Algorithm Selection on x86_64 vs AArch64 Part I

#assembly #assemblylanguage #simd #aarch64

In this post I'll explore benchmarking a few different programs with different algorithms to scale volume. I'll be benchmarking 5 different algorithms which act on an incoming stream of samples to scale them according to a desired volume. To scale audio in real time, acting on a 48000 kHz signal can involve more than 96,000 bytes of data per second, so efficiency is key to making sure nothing is lost or delayed.

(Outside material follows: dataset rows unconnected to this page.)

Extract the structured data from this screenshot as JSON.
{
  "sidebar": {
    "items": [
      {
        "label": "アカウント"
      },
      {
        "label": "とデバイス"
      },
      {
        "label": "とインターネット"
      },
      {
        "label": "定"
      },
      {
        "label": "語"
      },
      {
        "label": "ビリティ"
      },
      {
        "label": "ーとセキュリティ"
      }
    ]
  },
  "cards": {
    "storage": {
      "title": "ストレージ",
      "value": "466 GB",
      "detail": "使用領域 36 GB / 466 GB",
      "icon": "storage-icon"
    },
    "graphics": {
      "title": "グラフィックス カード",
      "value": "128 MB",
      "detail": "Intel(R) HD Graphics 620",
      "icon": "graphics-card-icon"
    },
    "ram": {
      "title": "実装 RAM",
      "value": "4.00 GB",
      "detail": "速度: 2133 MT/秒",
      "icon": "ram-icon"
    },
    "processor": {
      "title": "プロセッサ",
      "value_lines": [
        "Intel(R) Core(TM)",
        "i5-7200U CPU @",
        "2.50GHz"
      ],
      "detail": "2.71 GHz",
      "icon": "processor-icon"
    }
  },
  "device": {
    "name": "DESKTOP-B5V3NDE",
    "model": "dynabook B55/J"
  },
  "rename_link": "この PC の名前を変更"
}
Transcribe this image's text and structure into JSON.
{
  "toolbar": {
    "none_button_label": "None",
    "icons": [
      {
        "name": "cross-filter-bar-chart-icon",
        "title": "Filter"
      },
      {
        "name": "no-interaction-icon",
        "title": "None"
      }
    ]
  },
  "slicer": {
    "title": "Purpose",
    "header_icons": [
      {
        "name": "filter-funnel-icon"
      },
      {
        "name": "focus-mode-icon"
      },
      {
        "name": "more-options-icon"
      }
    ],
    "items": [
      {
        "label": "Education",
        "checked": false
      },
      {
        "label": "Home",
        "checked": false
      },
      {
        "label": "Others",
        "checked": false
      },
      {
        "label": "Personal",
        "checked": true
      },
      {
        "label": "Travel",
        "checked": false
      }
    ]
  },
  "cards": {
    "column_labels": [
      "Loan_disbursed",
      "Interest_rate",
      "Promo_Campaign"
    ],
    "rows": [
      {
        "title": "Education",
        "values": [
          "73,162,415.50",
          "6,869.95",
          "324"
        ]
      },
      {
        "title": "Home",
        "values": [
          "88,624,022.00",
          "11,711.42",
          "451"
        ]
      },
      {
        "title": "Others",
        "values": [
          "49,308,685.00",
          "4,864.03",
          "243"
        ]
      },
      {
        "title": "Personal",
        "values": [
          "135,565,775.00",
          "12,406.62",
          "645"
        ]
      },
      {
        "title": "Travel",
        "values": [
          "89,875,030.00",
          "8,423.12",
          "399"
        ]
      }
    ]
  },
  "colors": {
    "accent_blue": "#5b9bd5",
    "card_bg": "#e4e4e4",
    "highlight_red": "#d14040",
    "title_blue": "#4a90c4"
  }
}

With that in mind, let's take a look at some different methods of scaling audio volume and see how they stack up against each other, as well as across x86_64 and AArch64 architectures.

Our incoming sample will be simulated by the following:

void vol_createsample(int16_t* sample, int32_t sample_count) {
        int i;
        for (i=0; i<sample_count; i++) {
                sample[i] = (rand()%65536)-32768;
        }
        return;
}

Algorithm 1 - vol0.c - Naïve

int16_t scale_sample(int16_t sample, int volume) {

        return (int16_t) ((float) (volume/100.0) * (float) sample);
}

int main() {
        int             x;
        int             ttl=0;

// ---- Create in[] and out[] arrays
        int16_t*        in;
        int16_t*        out;
        in=(int16_t*) calloc(SAMPLES, sizeof(int16_t));
        out=(int16_t*) calloc(SAMPLES, sizeof(int16_t));

// ---- Create dummy samples in in[]
        vol_createsample(in, SAMPLES);

// ---- This is the part we're interested in!
// ---- Scale the samples from in[], placing results in out[]
        for (x = 0; x < SAMPLES; x++) {
                out[x]=scale_sample(in[x], VOLUME);
        }

// ---- This part sums the samples. (Why is this needed?)
        for (x = 0; x < SAMPLES; x++) {
                ttl=(ttl+out[x])%1000;
        }

// ---- Print the sum of the samples. (Why is this needed?)
        printf("Result: %d\n", ttl);

 return 0;
}

This first algorithm takes the naïve route of just multiplying each sample by a scale factor. This involved converting an integer to a floating point value and back again, which is very costly especially at this scale. I'm going to go out on a limb and say this could be done more efficiently, I predict that this one will perform the worst. (Also of note - the sum and print portions of the code are needed so the compiler doesn't optimize away the actual sample scaling portion of the program)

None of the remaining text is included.